Science

Cloud-brightening plan could weaken El Niño, study finds

UC Santa Barbara researchers found one solar geoengineering proposal could sharply dampen a major Pacific climate cycle.

Priya Raghavan

By Priya Raghavan · Science Reporter

3 min read

Cloud-brightening plan could weaken El Niño, study finds
Photo: ScienceDaily

A plan to cool Earth by brightening clouds over part of the Pacific could sharply weaken El Niño, according to researchers at the University of California, Santa Barbara. The finding matters because the El Niño-Southern Oscillation helps shape rainfall, winds and ocean conditions across much of the planet.

The study, published in Earth's Future, compared two forms of solar geoengineering meant to reflect more sunlight away from Earth. The researchers found that marine cloud brightening in the subtropical eastern Pacific reduced the strength of ENSO by about 61% in simulations, while stratospheric aerosol injection left the cycle largely unchanged.

Chen Xing, a doctoral student at UCSB's Bren School of Environmental Science & Management and the study's first author, said the results show the need for caution before any climate intervention is deployed. Associate Professor Samantha Stevenson, a co-author and adviser to Xing and fellow graduate student Cali Pfleger, said ENSO does not normally change that quickly or by that degree.

Two cooling ideas, different effects

Marine cloud brightening would spray sea-salt particles into low clouds less than 2 kilometers above the ocean, according to the UCSB researchers. Those particles would create smaller, more numerous cloud droplets, making the clouds reflect more sunlight.

Stratospheric aerosol injection would release sulfate particles far higher in the atmosphere. Because those particles spread more broadly, the researchers said, that approach produces a more even cooling effect than a regional cloud-brightening effort.

ENSO cycles between El Niño and La Niña conditions every 2 to 7 years, according to the researchers. El Niño shifts warm tropical Pacific water toward the Americas and can bring wetter winters to California, while La Niña keeps warmer water farther west and can strengthen monsoon rainfall in parts of South and Southeast Asia.

Why the Pacific location matters

The eastern sides of ocean basins have drawn attention for marine cloud brightening because they can offer strong cooling, the UCSB team said. The southeastern Pacific also helps maintain ENSO, making that location especially sensitive in the model experiments.

In the simulations, brighter clouds cooled the ocean surface beneath them and reduced rainfall because the smaller droplets were less likely to merge into raindrops. Cooler and drier air then spread toward the central Pacific, cutting evaporation, weakening atmospheric circulation and strengthening equatorial winds, according to the study.
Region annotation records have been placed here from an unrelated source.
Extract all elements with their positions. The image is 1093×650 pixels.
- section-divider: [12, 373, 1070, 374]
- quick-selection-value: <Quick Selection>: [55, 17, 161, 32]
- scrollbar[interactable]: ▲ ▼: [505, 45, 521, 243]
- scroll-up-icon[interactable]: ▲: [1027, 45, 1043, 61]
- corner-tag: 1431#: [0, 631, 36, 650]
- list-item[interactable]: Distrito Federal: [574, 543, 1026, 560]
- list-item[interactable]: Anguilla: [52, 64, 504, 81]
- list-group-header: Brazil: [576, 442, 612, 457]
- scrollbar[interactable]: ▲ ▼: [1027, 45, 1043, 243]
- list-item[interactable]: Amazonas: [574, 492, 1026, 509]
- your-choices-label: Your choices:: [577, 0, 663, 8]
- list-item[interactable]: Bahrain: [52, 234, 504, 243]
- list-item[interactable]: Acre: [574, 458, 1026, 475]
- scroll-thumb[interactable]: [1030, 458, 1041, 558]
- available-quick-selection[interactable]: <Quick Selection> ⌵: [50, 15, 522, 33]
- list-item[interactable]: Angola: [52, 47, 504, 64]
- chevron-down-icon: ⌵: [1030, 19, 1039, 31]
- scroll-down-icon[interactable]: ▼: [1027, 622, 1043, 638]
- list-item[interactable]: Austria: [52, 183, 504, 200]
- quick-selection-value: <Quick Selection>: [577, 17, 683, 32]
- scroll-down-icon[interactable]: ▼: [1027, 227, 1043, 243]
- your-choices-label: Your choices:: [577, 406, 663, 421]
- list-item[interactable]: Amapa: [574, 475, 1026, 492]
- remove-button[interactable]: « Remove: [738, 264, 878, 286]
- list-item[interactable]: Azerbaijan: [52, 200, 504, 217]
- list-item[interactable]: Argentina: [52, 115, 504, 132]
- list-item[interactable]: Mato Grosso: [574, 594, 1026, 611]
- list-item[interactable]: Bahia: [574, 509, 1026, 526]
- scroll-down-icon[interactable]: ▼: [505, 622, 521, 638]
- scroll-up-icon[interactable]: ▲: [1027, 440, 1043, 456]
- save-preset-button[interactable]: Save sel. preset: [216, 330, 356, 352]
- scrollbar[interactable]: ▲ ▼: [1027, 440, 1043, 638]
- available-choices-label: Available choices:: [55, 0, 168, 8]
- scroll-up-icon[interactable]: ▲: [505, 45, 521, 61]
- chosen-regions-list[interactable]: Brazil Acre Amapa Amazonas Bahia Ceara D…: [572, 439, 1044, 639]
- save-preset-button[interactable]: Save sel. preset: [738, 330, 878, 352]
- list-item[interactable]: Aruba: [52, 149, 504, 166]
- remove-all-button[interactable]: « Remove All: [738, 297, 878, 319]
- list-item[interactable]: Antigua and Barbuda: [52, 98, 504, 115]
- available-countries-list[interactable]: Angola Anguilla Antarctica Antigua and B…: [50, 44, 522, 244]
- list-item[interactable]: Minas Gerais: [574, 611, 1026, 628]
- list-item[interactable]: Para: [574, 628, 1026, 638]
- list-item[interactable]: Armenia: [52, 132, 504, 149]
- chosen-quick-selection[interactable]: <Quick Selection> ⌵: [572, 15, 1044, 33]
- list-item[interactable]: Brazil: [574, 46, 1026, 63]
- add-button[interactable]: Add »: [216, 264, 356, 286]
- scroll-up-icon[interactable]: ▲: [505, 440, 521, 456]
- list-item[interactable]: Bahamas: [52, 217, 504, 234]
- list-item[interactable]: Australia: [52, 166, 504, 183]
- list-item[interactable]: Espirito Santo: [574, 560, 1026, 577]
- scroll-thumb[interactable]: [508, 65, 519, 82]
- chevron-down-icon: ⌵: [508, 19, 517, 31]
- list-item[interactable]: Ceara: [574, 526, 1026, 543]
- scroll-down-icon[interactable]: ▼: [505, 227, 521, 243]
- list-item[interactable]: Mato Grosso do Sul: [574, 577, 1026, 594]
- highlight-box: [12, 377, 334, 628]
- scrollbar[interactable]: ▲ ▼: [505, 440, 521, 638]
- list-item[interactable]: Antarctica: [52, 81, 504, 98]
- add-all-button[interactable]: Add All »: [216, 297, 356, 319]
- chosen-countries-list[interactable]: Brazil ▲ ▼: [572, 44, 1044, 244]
Those shifts increased the rise of colder water from below the ocean surface and cooled the sea surface further. The combined effect, the researchers reported, was a steep reduction in ENSO's amplitude.

Xing said the team expected marine cloud brightening to affect climate, but did not expect about two-thirds of ENSO's variation to disappear. He said the result points against using marine cloud brightening over the eastern Pacific because of the potential chain reaction tied to ENSO.

Researchers warn against broad conclusions

Stevenson said the study should not be read as a finding that every marine cloud brightening plan would disrupt ENSO. The result came from deploying it in a specific region, she said, and other locations could have different outcomes, though reaching the same global cooling goal might require a larger intervention.

The researchers also said leaving global warming unchecked carries its own risks for ecosystems, climate cycles and societies. They noted that scientists still do not know how ENSO will respond to continued warming.

The UCSB team said climate interventions also could affect photosynthesis by reducing sunlight, with possible consequences for crops, forests and marine algae. The researchers plan to study how different geoengineering strategies could affect marine ecosystems.

Stevenson said two approaches may hit the same global temperature target while producing very different regional climate effects. The study's central warning, according to the researchers, is that geoengineering proposals must be judged by more than their ability to cool the planet.

This story draws on original reporting from ScienceDaily.